You should derive the optimum number of Agent Servers to run and the number of transaction threads for each Agent Server. The throughput of the Agent Server depends on many factors, such as the amount of customization or user exits, data contention, and the size and capacity of the agent servers.

One approach you can use to derive your agent's effective throughput is:

  • Allow work to queue up. Make sure there are at least one to two hours worth of work queued up.
  • Run a single transaction thread and record the total (running) elapse time.
  • Determine the total amount of work performed by the transaction thread for sample monitoring scripts).
  • Calculate the effective throughput of that agent thread by dividing total amount of work by elapse time. The throughput rate is specified in terms of work per unit time (e.g., order lines per hour or order lines per minute).

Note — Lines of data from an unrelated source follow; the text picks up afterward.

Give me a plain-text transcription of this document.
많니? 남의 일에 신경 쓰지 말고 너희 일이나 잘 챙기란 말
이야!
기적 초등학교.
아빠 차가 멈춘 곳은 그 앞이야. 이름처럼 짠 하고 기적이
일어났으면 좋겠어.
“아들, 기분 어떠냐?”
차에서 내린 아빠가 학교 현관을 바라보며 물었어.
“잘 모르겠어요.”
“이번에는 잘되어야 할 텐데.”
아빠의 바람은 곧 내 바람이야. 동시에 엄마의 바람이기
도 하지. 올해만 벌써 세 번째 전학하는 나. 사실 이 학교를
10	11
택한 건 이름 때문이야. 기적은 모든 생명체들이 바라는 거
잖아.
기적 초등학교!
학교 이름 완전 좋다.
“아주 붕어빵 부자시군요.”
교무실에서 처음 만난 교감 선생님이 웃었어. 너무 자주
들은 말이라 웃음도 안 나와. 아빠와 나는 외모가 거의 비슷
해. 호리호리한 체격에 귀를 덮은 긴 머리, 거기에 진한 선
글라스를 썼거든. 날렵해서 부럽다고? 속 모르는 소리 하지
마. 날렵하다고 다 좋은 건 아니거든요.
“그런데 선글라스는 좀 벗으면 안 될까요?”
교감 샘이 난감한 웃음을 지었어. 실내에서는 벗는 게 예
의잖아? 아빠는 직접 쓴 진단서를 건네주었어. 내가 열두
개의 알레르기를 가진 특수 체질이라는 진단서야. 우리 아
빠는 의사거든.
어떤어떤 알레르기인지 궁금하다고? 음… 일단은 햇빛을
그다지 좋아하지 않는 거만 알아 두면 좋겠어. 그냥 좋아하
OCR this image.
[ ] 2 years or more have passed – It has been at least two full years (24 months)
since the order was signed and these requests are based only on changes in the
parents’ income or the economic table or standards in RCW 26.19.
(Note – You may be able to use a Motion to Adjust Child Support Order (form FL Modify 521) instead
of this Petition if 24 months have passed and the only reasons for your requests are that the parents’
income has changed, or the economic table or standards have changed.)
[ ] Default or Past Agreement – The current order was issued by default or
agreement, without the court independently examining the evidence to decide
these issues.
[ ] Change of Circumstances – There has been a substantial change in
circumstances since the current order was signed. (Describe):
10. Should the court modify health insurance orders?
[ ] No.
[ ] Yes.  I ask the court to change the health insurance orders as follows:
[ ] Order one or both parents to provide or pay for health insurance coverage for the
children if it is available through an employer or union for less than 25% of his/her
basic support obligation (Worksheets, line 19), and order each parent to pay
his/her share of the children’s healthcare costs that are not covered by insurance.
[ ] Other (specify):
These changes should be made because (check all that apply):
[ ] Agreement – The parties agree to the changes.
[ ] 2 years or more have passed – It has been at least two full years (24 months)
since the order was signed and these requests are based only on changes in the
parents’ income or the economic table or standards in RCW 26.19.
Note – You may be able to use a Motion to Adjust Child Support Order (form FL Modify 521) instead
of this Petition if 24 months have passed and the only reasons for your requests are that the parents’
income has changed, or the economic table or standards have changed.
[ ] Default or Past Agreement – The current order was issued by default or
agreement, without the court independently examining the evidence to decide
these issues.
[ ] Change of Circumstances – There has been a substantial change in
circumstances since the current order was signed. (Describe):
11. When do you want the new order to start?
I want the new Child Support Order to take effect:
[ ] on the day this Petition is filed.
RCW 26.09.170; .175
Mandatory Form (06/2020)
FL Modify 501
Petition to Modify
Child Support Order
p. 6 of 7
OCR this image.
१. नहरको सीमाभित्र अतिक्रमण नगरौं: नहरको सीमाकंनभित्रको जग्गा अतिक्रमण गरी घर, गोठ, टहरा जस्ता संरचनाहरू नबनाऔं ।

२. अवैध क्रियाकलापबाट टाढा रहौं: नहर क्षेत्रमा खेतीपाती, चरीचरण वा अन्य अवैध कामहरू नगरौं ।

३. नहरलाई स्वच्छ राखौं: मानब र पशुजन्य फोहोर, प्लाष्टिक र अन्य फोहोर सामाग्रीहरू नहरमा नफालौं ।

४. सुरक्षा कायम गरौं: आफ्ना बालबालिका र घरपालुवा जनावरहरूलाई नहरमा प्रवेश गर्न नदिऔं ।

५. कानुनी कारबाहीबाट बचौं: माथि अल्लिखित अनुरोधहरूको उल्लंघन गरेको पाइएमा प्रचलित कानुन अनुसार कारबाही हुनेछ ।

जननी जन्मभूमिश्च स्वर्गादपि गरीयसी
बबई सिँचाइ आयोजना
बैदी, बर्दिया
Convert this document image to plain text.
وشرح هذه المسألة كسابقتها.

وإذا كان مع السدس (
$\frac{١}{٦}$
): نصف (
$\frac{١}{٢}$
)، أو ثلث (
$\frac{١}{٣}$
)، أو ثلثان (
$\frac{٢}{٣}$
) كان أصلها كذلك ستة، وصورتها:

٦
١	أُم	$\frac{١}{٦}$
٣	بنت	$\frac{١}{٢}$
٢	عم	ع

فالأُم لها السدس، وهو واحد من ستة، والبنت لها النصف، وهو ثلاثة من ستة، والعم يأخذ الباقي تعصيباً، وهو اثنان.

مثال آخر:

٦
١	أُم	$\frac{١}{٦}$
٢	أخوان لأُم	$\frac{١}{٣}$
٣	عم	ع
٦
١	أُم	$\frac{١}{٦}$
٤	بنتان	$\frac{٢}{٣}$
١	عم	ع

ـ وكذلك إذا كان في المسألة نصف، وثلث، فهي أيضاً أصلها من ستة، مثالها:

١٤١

During the test, you should make sure there are no significant system bottlenecks impeding the Agent Server's performance. Some of the performance indicators you should watch for include:

  • Excessive JVM garbage collection activities (especially Full GCs)
  • Excessive database waits (e.g., I/O, latches, and so forth)
  • Inefficient queries (e.g., missing indexes)
  • Data lock contention
  • Excessive thread synchronization

Make sure the Agent Server is running optimally before calculating its potential throughput rate.

You can schedule multiple agent threads if your average processing level is greater than the effective throughput for a single agent thread. For the reasons mentioned above, more threads (beyond a reasonable level) does not always mean higher throughput.

Excessive agent scheduling

You should not over-aggressively schedule the time-triggered (agent) transactions - for example, configuring a time-triggered transaction to run on many Agent Servers with high threading levels when you expect to a low traffic volume for that transaction. If you schedule the agents too aggressively, you could end up with a situation where the agents (consumers) are outpacing the producers. As a result, the queue typically has a few transactions which are quickly processed. When processed, the Agent Server schedules another getter -- the frequent getter tasks could cause unnecessary overheads as it looks for work to do.

In this case, "more does not necessarily mean more".